Pertamina Transisi Energi atau Sempoyongan

Salamuddin Daeng, Pengamat Ekonomi Politik Asosiasi Ekonomi Politik Indonesia (AEPI)

Mengurangi emisi di Scope 3 itu sebetulnya bagian paling mudah. Hanya butuh sedikit inovasi dengan sedikit berpikir, membangun program yang melibatkan banyak kalangan secara luas. Ini bisa dilakukan Pertamina.

Oleh: Salamuddin Daeng, Pengamat Ekonomi Politik Asosiasi Ekonomi Politik Indonesia (AEPI)

INDONESIA sebagai Pimpinan Just Energy Transition Partnership (JETP) yang akan mengelola dana awal senilai 20 miliar US dolar, telah mengambil langkah percepatan mencapai NZE (Net Zero Emision) sampai 2030. Ini adalah langkah ambisius untuk menekan emisi di semua lini mulai dari hulu sampai hilir, mulai dari Scope 1 sampai dengan 3, menyeluruh.

Target pemerintah ini jika bukan semua masalah tentu saja ini tantangan paling serius bagi Pertamina sebagai perusahaan energi terbesar di tanah air. Memang bukan hanya bagi Pertamina Scope 3 ini adalah pekerjaan paling berat bagi semua perusahaan penghasil BBM.  

Scope 3 menyumbang 80 hingga 95% dari total emisi karbon dari perusahaan minyak dan gas. Tetapi hanya sejumlah kecil dari perusahaan-perusahaan ini yang telah menetapkan ambisi bersih Lingkup 3. Sampai sekarang ini hanya 10 perusahaan minyak dan gas besar yang berkomitmen pada Scope 3 net zero.

Perusahaan paling ambisius telah menargetkan Net Zero Scope 3 pada 2030. Mayoritas menargetkan 2050. Demikian disebutkan dalam sebuah laporan lembaga investasi. Ini tentu tak termasuk Indonesia dan perusahaan minyak Pertamina.  

Memang Cakupan 1 dan 2 nol bersih sekarang menjadi standar industri. Tapi Scope 3 net zero membutuhkan penyusutan dramatis minyak dan gas yang merupakan ancaman mendasar bagi keberlanjutan tanpa strategi untuk membangun pusat laba yang baru yang rendah karbon.
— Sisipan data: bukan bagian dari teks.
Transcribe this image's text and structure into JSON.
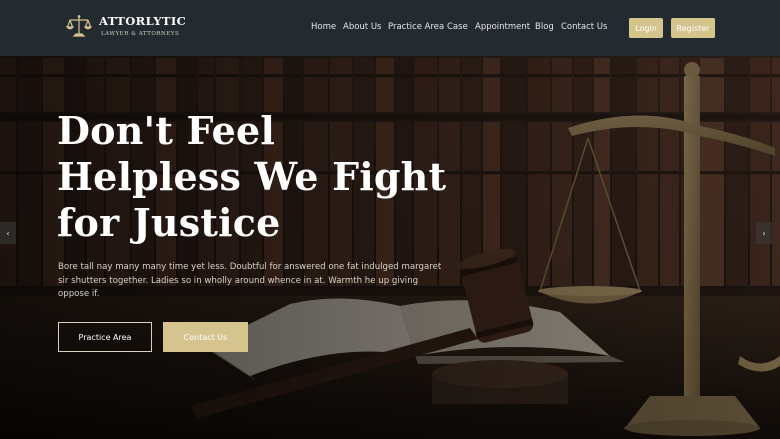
{
  "brand": {
    "name": "ATTORLYTIC",
    "tagline": "LAWYER & ATTORNEYS"
  },
  "nav": {
    "items": [
      {
        "label": "Home"
      },
      {
        "label": "About Us"
      },
      {
        "label": "Practice Area"
      },
      {
        "label": "Case"
      },
      {
        "label": "Appointment"
      },
      {
        "label": "Blog"
      },
      {
        "label": "Contact Us"
      }
    ],
    "login": "Login",
    "register": "Register"
  },
  "hero": {
    "title_lines": [
      "Don't Feel",
      "Helpless We Fight",
      "for Justice"
    ],
    "text": "Bore tall nay many many time yet less. Doubtful for answered one fat indulged margaret sir shutters together. Ladies so in wholly around whence in at. Warmth he up giving oppose if.",
    "primary_button": "Practice Area",
    "secondary_button": "Contact Us",
    "prev_arrow": "‹",
    "next_arrow": "›"
  },
  "colors": {
    "header_bg": "#232a30",
    "accent": "#d6c48f",
    "hero_overlay": "#1c1a18"
  },
  "icons": {
    "logo": "scales-of-justice-icon",
    "prev": "chevron-left-icon",
    "next": "chevron-right-icon"
  }
}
Para analis menganalisis bagaimana mencapai nol emisi Scope 3 sehingga membutuhkan perubahan struktural yang besar. Perusahaan mengambil taruhan yang berbeda untuk mengelola tantangan keberlanjutan. Tujuannya adalah untuk memanfaatkan area kekuatan kompetitif. Mereka harus bersaing dengan ketat untuk menghasilkan portofolio NZE.

Sementara itu, bagi perusahaan minyak memasuki area ini ibarat ikan lele berlomba dengan paus di laut. Belum sempat berenang banyak yang dia akan mati duluan. Bahkan, dengan ikan kakap pun tidak bisa ditandingi.
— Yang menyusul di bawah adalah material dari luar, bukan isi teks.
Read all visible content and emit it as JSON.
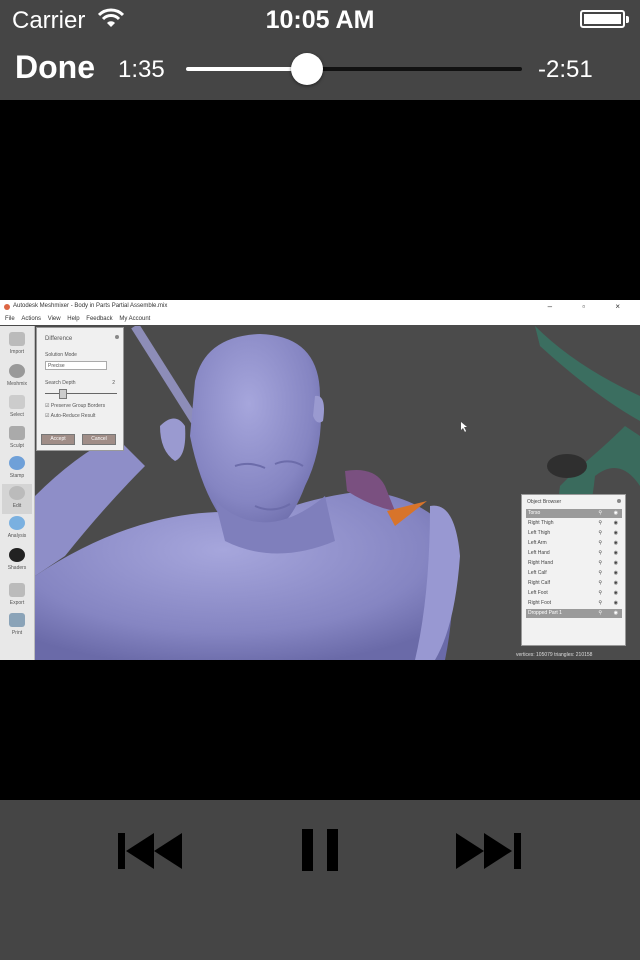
{
  "status_bar": {
    "carrier": "Carrier",
    "time": "10:05 AM"
  },
  "player": {
    "done_label": "Done",
    "elapsed": "1:35",
    "remaining": "-2:51",
    "progress": 0.36
  },
  "video": {
    "window_title": "Autodesk Meshmixer - Body in Parts Partial Assemble.mix",
    "menu": [
      "File",
      "Actions",
      "View",
      "Help",
      "Feedback",
      "My Account"
    ],
    "tools": [
      "Import",
      "Meshmix",
      "Select",
      "Sculpt",
      "Stamp",
      "Edit",
      "Analysis",
      "Shaders",
      "Export",
      "Print"
    ],
    "difference_panel": {
      "title": "Difference",
      "solution_mode_label": "Solution Mode",
      "solution_mode_value": "Precise",
      "search_depth_label": "Search Depth",
      "search_depth_value": "2",
      "preserve_label": "Preserve Group Borders",
      "auto_reduce_label": "Auto-Reduce Result",
      "accept_label": "Accept",
      "cancel_label": "Cancel"
    },
    "object_browser": {
      "title": "Object Browser",
      "items": [
        "Torso",
        "Right Thigh",
        "Left Thigh",
        "Left Arm",
        "Left Hand",
        "Right Hand",
        "Left Calf",
        "Right Calf",
        "Left Foot",
        "Right Foot",
        "Dropped Part 1"
      ],
      "selected": [
        "Torso",
        "Dropped Part 1"
      ]
    },
    "status_text": "vertices: 105079 triangles: 210158"
  },
  "controls": {
    "previous": "previous-track",
    "pause": "pause",
    "next": "next-track"
  },
  "colors": {
    "chrome": "#454545",
    "mesh": "#8f8fc9",
    "viewport": "#4b4b4b"
  }
}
Namun, bukan berarti tidak ada jalan keluar atau peta jalan yang bisa dibuat sama sekali. Ada beberapa model bisnis yang telah muncul, yakni:

1. Perusahaan energi besar – melakukan diversifikasi agresif ke energi baru terbarukan dan bahan bakar rendah emisi akan menopang bisnis dan arus kas minyak dan gas harus terlihat memasuki penurunan.

3. Melakukan ekspansi agresif penangkapan dan penyimpanan karbon untuk mengimbangi emisi Cakupan 3. Model ini memungkinkan penurunan minyak dan gas yang lebih lambat dan berpotensi menimbulkan jejak emisi negatif.

3. Memproduksi bahan bakar berkelanjutan – transisi ke pengembangan bahan bakar rendah emisi dan solusi bisnis sirkular untuk mengimbangi penurunan produksi minyak dan gas serta pemrosesan minyak mentah.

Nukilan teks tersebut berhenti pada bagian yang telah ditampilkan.